Unless Congress and the Obama administration pull off the "Jedi mind meld" the president envisioned Friday, rolling cuts will take place in the National Institutes of Health, the Centers for Disease Control and Prevention, the Agency for Healthcare Research and Quality, the Food and Drug Administration and the National Science Foundation. Estimates vary, but some experts fear two-thirds of all new research grants would be eliminated.
In a Feb. 27 letter to Wisconsin's two U.S. senators, UW System President Kevin Reilly predicted UW-Madison alone could lose about $35 million in research funding over the coming year. That's off a base of roughly $1 billion per year.
"The figure would be compounded by losses at all the institutions because every institution of the UW System receives NSF funding, which is scheduled for deep cuts," Reilly said. "Of equal concern is the fear that research agencies will slow down renewals and reduce the aggregate number of new awards that are approved. This will result in fewer grants approved, less research undertaken, and a reduced capacity to grow the economy or advance medical care."
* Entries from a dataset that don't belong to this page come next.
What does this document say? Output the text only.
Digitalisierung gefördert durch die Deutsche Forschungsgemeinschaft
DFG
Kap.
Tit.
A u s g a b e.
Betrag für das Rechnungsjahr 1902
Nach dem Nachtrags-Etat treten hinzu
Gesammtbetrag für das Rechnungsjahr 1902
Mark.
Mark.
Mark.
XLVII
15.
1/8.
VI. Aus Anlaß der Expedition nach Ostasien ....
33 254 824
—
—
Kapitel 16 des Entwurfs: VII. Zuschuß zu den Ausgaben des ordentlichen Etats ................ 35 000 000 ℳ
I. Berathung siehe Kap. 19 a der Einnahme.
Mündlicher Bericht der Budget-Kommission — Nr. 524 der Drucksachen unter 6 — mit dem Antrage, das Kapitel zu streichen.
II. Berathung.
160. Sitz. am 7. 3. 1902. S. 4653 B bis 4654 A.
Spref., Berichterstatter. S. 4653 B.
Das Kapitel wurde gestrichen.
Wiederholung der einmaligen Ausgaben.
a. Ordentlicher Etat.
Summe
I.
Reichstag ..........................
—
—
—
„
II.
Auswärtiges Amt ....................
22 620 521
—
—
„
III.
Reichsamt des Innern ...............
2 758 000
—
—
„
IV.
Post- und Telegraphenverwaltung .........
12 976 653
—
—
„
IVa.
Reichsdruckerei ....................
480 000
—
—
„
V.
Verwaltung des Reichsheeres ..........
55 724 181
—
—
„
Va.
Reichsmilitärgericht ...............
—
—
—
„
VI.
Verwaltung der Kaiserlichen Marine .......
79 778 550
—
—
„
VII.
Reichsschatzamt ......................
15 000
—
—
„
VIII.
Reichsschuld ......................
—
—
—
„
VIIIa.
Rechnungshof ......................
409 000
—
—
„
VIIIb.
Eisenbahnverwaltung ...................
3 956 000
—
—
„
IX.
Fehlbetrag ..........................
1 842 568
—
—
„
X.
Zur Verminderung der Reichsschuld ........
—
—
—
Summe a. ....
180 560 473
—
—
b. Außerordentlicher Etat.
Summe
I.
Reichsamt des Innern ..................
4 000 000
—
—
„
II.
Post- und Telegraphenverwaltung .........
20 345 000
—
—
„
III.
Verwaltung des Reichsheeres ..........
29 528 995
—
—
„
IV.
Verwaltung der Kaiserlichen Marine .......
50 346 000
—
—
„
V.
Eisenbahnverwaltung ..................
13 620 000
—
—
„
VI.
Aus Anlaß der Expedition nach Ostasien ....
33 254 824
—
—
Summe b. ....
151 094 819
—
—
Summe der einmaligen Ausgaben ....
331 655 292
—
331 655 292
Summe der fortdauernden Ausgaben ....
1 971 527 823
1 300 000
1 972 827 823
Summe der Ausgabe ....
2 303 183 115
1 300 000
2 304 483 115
The issue is more important to Wisconsin than most states because academic R&D is one of relatively few areas in the federal budget where the state performs well. Wisconsin boast a little more than 1.8 percent of the nation's population but it attracts nearly 2.2 percent of the nation's academic R&D spending. The state also fares well in attracting its share of Small Business Innovation Research grants, which are awarded by 11 different federal agencies to companies and researchers with the most promising commercial technologies.
Will all the gloom-and-doom take place overnight now that the March 1 deadline has passed? Not really. It will take some time for federal agencies to figure out where cuts will take place, and how soon, and Congress and Obama still face a March 27 deadline for passing a continuing resolution for the current fiscal year.
Just as the fiscal cliff debate before Jan. 1 resulted in some giant cans being kicked down the road, so might the latest sequester crisis.
However, the debate is so far missing a sense of bipartisan consensus that was evident even during last fall's presidential election. Republican Mitt Romney said one of the government's useful roles is fostering innovation while investing in technologies — power generation, fuel cells, nanotechnology and materials science — that spur economic growth. For his part, Obama has stressed the importance of alternative energy and related technologies and using two-year colleges to train workers in tech and health fields.
One of America's enduring advantages in a competitive world is its ability to invent and innovate. The marketplace can't pull out new ideas if they aren't there. Federal investment in R&D since World War II has been the seed corn for countless ideas, thousands of companies and millions of private-sector jobs that might not exist today if not for a commitment to basic research.
Wisconsin doesn't haul in a wealth of defense or Medicare dollars, at least compared to other states, but its R&D centers and entrepreneurs compete admirably for merit-based grants. That's an edge that could be lost if cuts over time fall disproportionately on research and development.
Tom Still is president of the Wisconsin Technology Council and former associate editor of the Wisconsin State Journal.